Поезд вот уже вторые сутки едет в восточном направлении. Те из нас, кто не занят написанием писем, или игрой в карты, или еще каким-нибудь иным делом, видимо, подобно мне, обдумывают сложившуюся обстановку. Многое вспоминается мне в эти минуты, и я размышляю о том, что случилось со мной в последние дни пребывания в России, о том, что ждет меня там на этот раз. За время моего затянувшегося отпуска многое изменилось. Когда я прибыл Россию в первый раз, то был полон романтических надежд, мечтал о боевых подвигах. Мои иллюзии быстро растаяли как дым, по причине нашей непоследовательной политики в этой стране. Теперь, видимо, все будет по-другому. На этот раз я еду на фронт вместе с закаленной в боях ударной группой. У нас прекрасно обученный личный состав и хорошее современное вооружение. Мы сможем противостоять даже самому сильному врагу, и наверняка одержим над ним победу.

Удивляюсь тому, как мой скептицизм и негативное отношение к происходящему быстро сменились твердостью духа и верой в победу. Почему так произошло? Скорее всего, это умелое воздействие официальной пропаганды с ее призывами о «верном служении отечеству» и «доблестном вкладе в общее дело» ради «великого германского рейха». Они упали на благодатную почву, и теперь я убежден в том, что сражаюсь за правое дело.

22 октября. Сегодня мы должны прибыть на место назначения, однако после короткой остановки почему-то продолжаем путь. Нам, солдатам, ничего не говорят, мы можем лишь догадываться о том, куда едем. Мы знаем, что русские после августовского наступления дошли до Харькова и двинулись дальше на запад. В данный момент наступающие части Красной Армии находятся где-то между Кременчугом и Днепропетровском. Возрожденная 6-я армия вермахта, к которой мы приписаны, будет участвовать в боях примерно в этих самых местах.

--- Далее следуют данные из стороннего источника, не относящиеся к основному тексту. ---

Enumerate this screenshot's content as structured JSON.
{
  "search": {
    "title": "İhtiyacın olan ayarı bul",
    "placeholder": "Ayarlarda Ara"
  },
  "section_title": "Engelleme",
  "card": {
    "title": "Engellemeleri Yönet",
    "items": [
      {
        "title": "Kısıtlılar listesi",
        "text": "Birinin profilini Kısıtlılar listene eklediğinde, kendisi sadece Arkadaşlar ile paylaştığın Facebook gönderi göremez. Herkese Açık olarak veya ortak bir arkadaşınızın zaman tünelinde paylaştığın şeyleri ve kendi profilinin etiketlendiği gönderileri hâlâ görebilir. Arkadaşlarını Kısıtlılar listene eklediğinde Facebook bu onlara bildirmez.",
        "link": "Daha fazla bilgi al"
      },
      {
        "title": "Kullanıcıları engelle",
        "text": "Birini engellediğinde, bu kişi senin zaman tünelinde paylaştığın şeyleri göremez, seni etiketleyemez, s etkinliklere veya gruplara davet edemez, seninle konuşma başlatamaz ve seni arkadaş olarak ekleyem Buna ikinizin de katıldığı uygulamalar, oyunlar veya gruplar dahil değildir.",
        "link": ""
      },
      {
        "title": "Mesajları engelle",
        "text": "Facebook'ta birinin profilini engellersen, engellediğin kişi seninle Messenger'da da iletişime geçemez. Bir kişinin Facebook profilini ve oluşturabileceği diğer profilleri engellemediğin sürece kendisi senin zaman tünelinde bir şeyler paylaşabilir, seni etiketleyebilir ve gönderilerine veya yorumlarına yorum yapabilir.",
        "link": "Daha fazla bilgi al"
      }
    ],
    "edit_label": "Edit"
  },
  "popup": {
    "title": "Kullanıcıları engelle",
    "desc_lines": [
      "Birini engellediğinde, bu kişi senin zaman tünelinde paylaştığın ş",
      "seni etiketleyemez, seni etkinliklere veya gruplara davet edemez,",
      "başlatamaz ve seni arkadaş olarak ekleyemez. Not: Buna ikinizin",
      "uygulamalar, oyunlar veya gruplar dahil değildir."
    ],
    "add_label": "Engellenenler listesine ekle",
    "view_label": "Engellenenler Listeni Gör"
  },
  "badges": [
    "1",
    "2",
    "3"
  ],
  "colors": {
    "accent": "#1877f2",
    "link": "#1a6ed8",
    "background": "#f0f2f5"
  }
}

Через несколько часов мы высаживаемся с поезда и дальше следуем на наших грузовиках. Двигаемся в том направлении, откуда доносятся звуки боя. Едем по равнине через поля еще не убранной кукурузы. Повсюду видны следы военных действий и останки сгоревшей русской и немецкой техники — свидетельства того, как передвигалась в последние недели линия фронта. Где же она сейчас проходит? Точных сведений об этом нет, и наше начальство приказывает нам осторожно продвигаться вперед.

23 октября. Останавливаемся на привал на краю кукурузного поля. Машины разъезжаются в стороны, чтобы не стать удобной целью для вражеской авиации. Кукурузные початки отливают золотом в лучах заходящего солнца. Над землей медленно поднимается туман. Я по каким-то смутно осознаваемым признакам чувствую дыхание приближающейся русской зимы. Грохот артиллерийского обстрела делается громче. Отчетливо слышим доносящуюся с фланга стрельбу танковых орудий. Передний край фронта извивается, подобно змее с отрубленной головой. Хотя бой идет где-то далеко от нас, передовые подразделения врага вполне могут находиться у нас в тылу. Так, должно быть, думал и пилот «швейной машинки», появившейся неизвестно откуда над нашими головами.

Мы изумленно смотрим на русский самолет, летающий над нами. Он то снижается, то набирает высоту. Неужели советский летчик сошел с ума?

Между тем пилот высовывается из кабины, и мы слышим, как он кричит:

— Русские? Немцы?

Мы теряем дар речи. Разве можно представить себе нечто подобное? Этот парень не знает, кто находится под ним, и все же осмеливается летать так низко на своем фанерном биплане. Тем не менее, ему удается совершать рискованные фигуры высшего пилотажа. Мы в изумлении наблюдаем за ним. Никому из нас не приходит в голову открыть по вражескому самолету огонь.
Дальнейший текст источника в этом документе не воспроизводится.